Figures 7 and 8 show in a log–log scale shows the characteristic dependences of magnetic order parameter m and susceptibility χ on linear lattice size L for k = 0.2. All the points well lie on straight lines within the error. The slopes of these straight lines determine β/ν and γ/ν. This scheme was used also to determine the values of heat capacity α/ν. Using the data on ν, we calculated static critical indices α, β, and γ.

Fig. 7.

Order parameter m vs. linear sizes of the system L at T = T_N for k = 0.2.

Fig. 8.

Susceptibility χ vs. linear sizes of the system L at T = T_N for k = 0.2.

This procedure was used to calculate the critical indices for all values of k under consideration. The procedure of finding the Fisher index η was described in detail in [33].

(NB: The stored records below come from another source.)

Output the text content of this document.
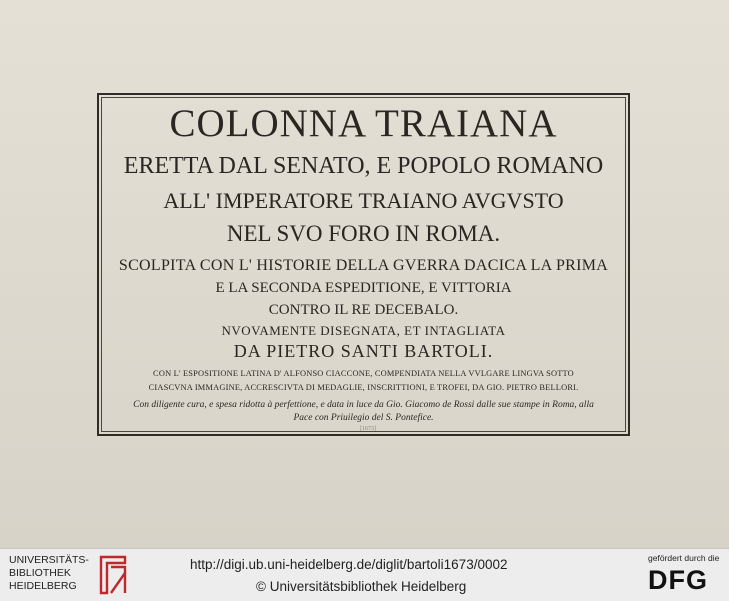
COLONNA TRAIANA
ERETTA DAL SENATO, E POPOLO ROMANO
ALL' IMPERATORE TRAIANO AVGVSTO
NEL SVO FORO IN ROMA.
SCOLPITA CON L' HISTORIE DELLA GVERRA DACICA LA PRIMA
E LA SECONDA ESPEDITIONE, E VITTORIA
CONTRO IL RE DECEBALO.
NVOVAMENTE DISEGNATA, ET INTAGLIATA
DA PIETRO SANTI BARTOLI.
CON L' ESPOSITIONE LATINA D' ALFONSO CIACCONE, COMPENDIATA NELLA VVLGARE LINGVA SOTTO
CIASCVNA IMMAGINE, ACCRESCIVTA DI MEDAGLIE, INSCRITTIONI, E TROFEI, DA GIO. PIETRO BELLORI.
Con diligente cura, e spesa ridotta à perfettione, e data in luce da Gio. Giacomo de Rossi dalle sue stampe in Roma, alla
Pace con Priuilegio del S. Pontefice.
[1673]
UNIVERSITÄTS-
BIBLIOTHEK
HEIDELBERG
http://digi.ub.uni-heidelberg.de/diglit/bartoli1673/0002
© Universitätsbibliothek Heidelberg
gefördert durch die
DFG
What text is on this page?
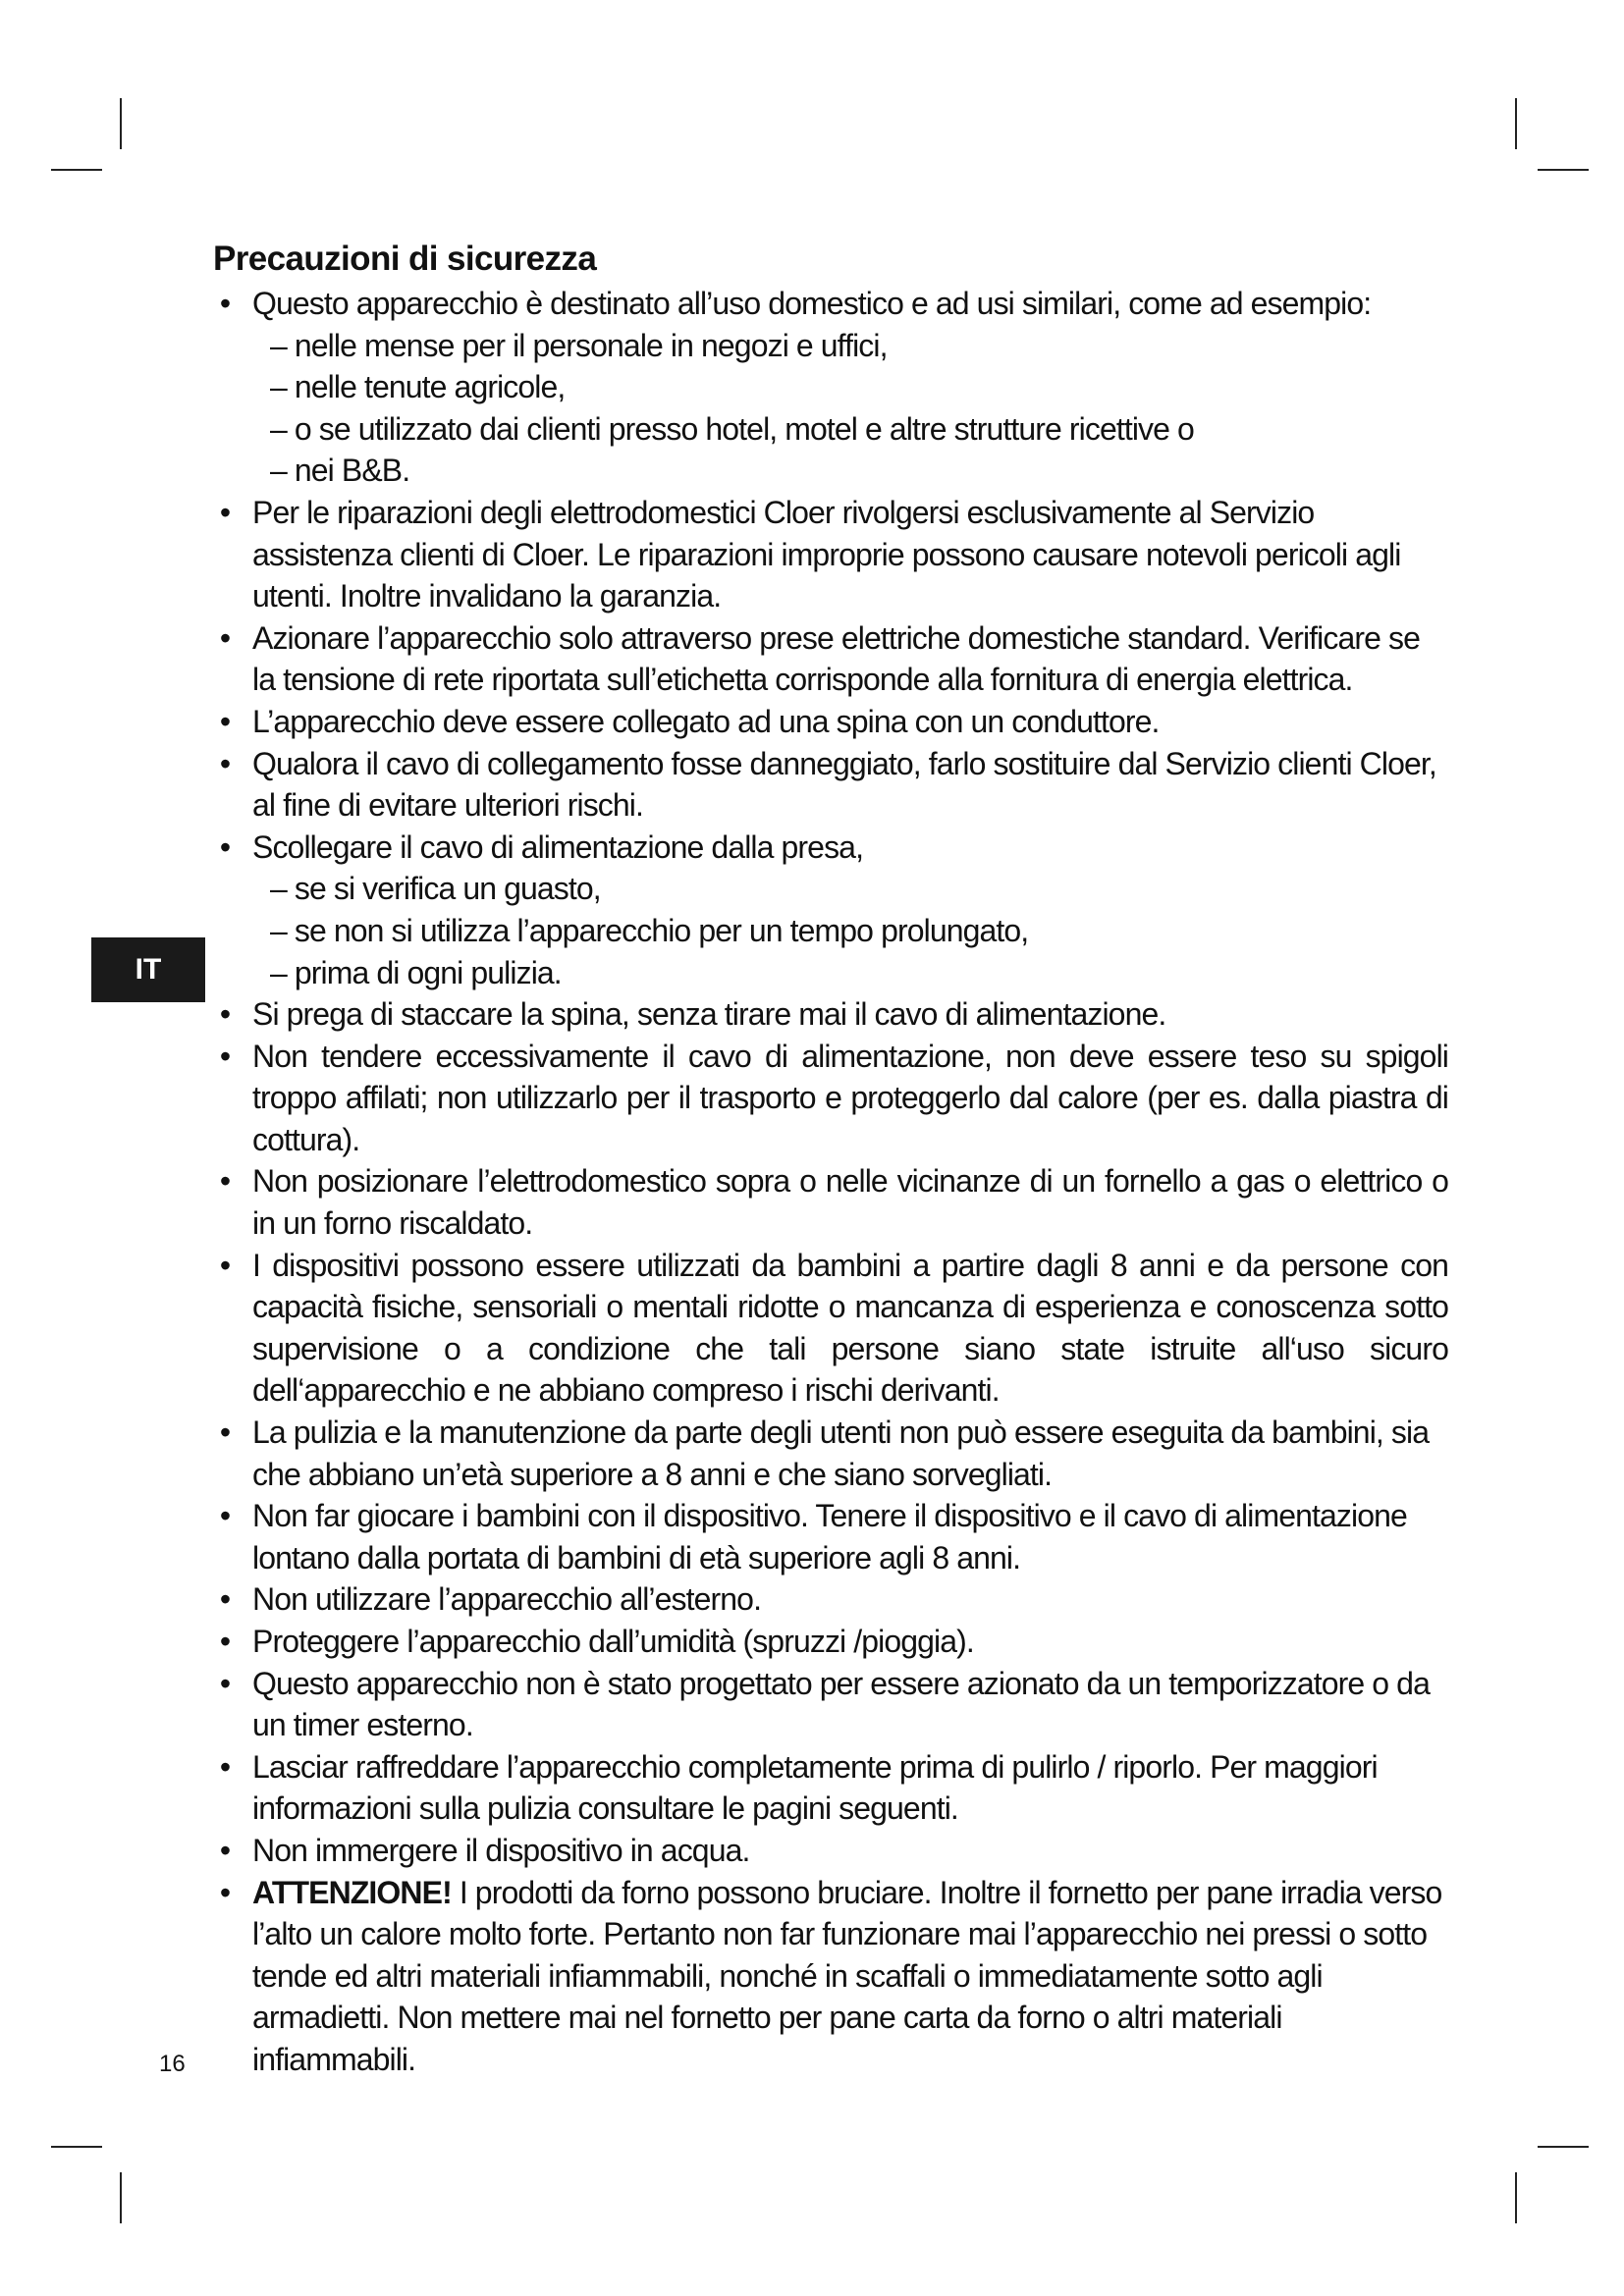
IT
16
Precauzioni di sicurezza
• Questo apparecchio è destinato all’uso domestico e ad usi similari, come ad esempio:
– nelle mense per il personale in negozi e uffici,
– nelle tenute agricole,
– o se utilizzato dai clienti presso hotel, motel e altre strutture ricettive o
– nei B&B.
• Per le riparazioni degli elettrodomestici Cloer rivolgersi esclusivamente al Servizio assistenza clienti di Cloer. Le riparazioni improprie possono causare notevoli pericoli agli utenti. Inoltre invalidano la garanzia.
• Azionare l’apparecchio solo attraverso prese elettriche domestiche standard. Verificare se la tensione di rete riportata sull’etichetta corrisponde alla fornitura di energia elettrica.
• L’apparecchio deve essere collegato ad una spina con un conduttore.
• Qualora il cavo di collegamento fosse danneggiato, farlo sostituire dal Servizio clienti Cloer, al fine di evitare ulteriori rischi.
• Scollegare il cavo di alimentazione dalla presa,
– se si verifica un guasto,
– se non si utilizza l’apparecchio per un tempo prolungato,
– prima di ogni pulizia.
• Si prega di staccare la spina, senza tirare mai il cavo di alimentazione.
• Non tendere eccessivamente il cavo di alimentazione, non deve essere teso su spigoli troppo affilati; non utilizzarlo per il trasporto e proteggerlo dal calore (per es. dalla piastra di cottura).
• Non posizionare l’elettrodomestico sopra o nelle vicinanze di un fornello a gas o elettrico o in un forno riscaldato.
• I dispositivi possono essere utilizzati da bambini a partire dagli 8 anni e da persone con capacità fisiche, sensoriali o mentali ridotte o mancanza di esperienza e conoscenza sotto supervisione o a condizione che tali persone siano state istruite all‘uso sicuro dell‘apparecchio e ne abbiano compreso i rischi derivanti.
• La pulizia e la manutenzione da parte degli utenti non può essere eseguita da bambini, sia che abbiano un’età superiore a 8 anni e che siano sorvegliati.
• Non far giocare i bambini con il dispositivo. Tenere il dispositivo e il cavo di alimentazione lontano dalla portata di bambini di età superiore agli 8 anni.
• Non utilizzare l’apparecchio all’esterno.
• Proteggere l’apparecchio dall’umidità (spruzzi /pioggia).
• Questo apparecchio non è stato progettato per essere azionato da un temporizzatore o da un timer esterno.
• Lasciar raffreddare l’apparecchio completamente prima di pulirlo / riporlo. Per maggiori informazioni sulla pulizia consultare le pagini seguenti.
• Non immergere il dispositivo in acqua.
• ATTENZIONE! I prodotti da forno possono bruciare. Inoltre il fornetto per pane irradia verso l’alto un calore molto forte. Pertanto non far funzionare mai l’apparecchio nei pressi o sotto tende ed altri materiali infiammabili, nonché in scaffali o immediatamente sotto agli armadietti. Non mettere mai nel fornetto per pane carta da forno o altri materiali infiammabili.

All the values of static critical indices obtained in this work are given in Table 1. As is seen from Table 1, almost all values of the critical indices calculated in the range of k [0.0, 0.6] coincide to each other within the error. This fact shows that the system demonstrates the universal critical behavior in this range.

Table 1. Critical indices for three-dimensional antiferromagnetic Heisenberg model on a body-centered cubic lattice

Note that the obtained critical indices in the range of k [0.0, 0.6] coincide, within the error, with the corresponding values of the critical indices for the nonfrustrated three-dimensional Heisenberg model [34]. This result shows that, in the above range of k, the inclusion of the interactions of next-nearest neighbors does not lead to a change in the universality class of the critical behavior, and this model belong to the same universality class of the critical behavior as the nonfrustrated three-dimensional Heisenberg model.

4 CONCLUSIONS

The study of the phase transitions, thermodynamic, and critical properties of the three-dimensional antiferromagnetic Ising model on a body-centered cubic lattice with the allowance for the interactions of the nearest and next-nearest neighbors was performed using a high-efficient replica Monte Carlo algorithm. It is shown that, in this model, the second-order phase transition is observed in the range of the interaction of the next-nearest neighbors k [0.0, 0.6]. We calculated all the main static critical indices in this range. It is established that the system demonstrates the universal critical behavior in the noted range of k.